C’est à travers un atelier de poésie au Centre Pénitentiaire de Perpignan, prolongé par une exposition à la Médiathèque Temporaire de la même cité, que Lydie Planas a forcé les portes des êtres morcelés par l’enfermement.
Jaillissent de la peau à la page de “singuliers alphabets”. Ceux qui nous alpaguent mais que nous refusons d’interpréter et même de voir.
Lydie Planas seule était capable de donner voix à ceux qui n’en ont plus, de leur donner de l’espace, une empreinte au sein des bruits et des cris dans un mouvement vers la fenêtre où — faute de mieux — ils peuvent contempler le ciel.
Sur les murs de la prison, de l’exposition et celui du livre s’inscrit un répertoire poétique que la créatrice a su scénariser pour rappeler que si “la cellule du prisonnier n’est pas trop grande pour une araignée”, y “dormir la lune dans un oeil et le soleil dans l’autre” n’est pas chose facile.
La poétesse va ainsi d’un anéantissement à un autre en un projet où le quotidien est celui des retranchements pour les incarcérés et comme pour elle-même. Existe de la sorte le chant des écartés et de l’écartelée.

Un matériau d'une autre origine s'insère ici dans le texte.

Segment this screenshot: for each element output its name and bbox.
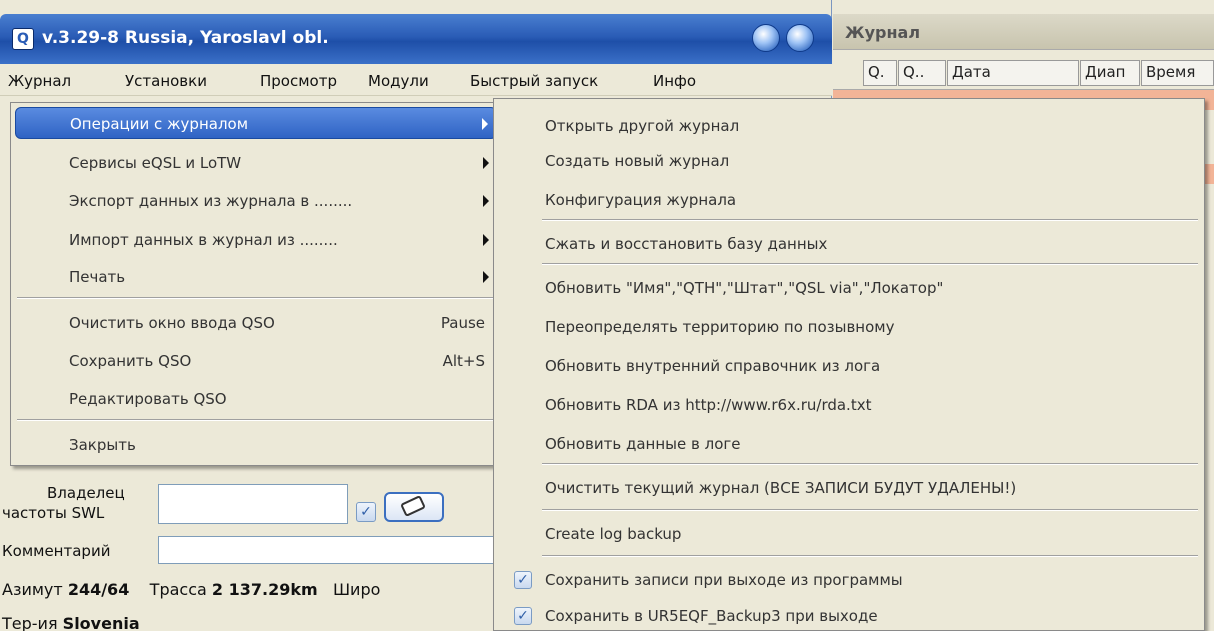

Elle a trop souvent et à tort peur de trop parler. Mais au moment où de ces mots jaillit “un corps blessé face au langage immortel” (Bonnefoy cité par l’auteure), ce sont bien eux qui donnent l’éternité à “l’a-présent” du présent en absence de lieu si ce n’est celui de cages, là “où la nature humaine reste ce qu’elle est : fermée pour cause de travaux.”
jean-paul gavard-perret
Lydie Planas, De la peau à la page, Voix Editions — Richard Meier, 2020.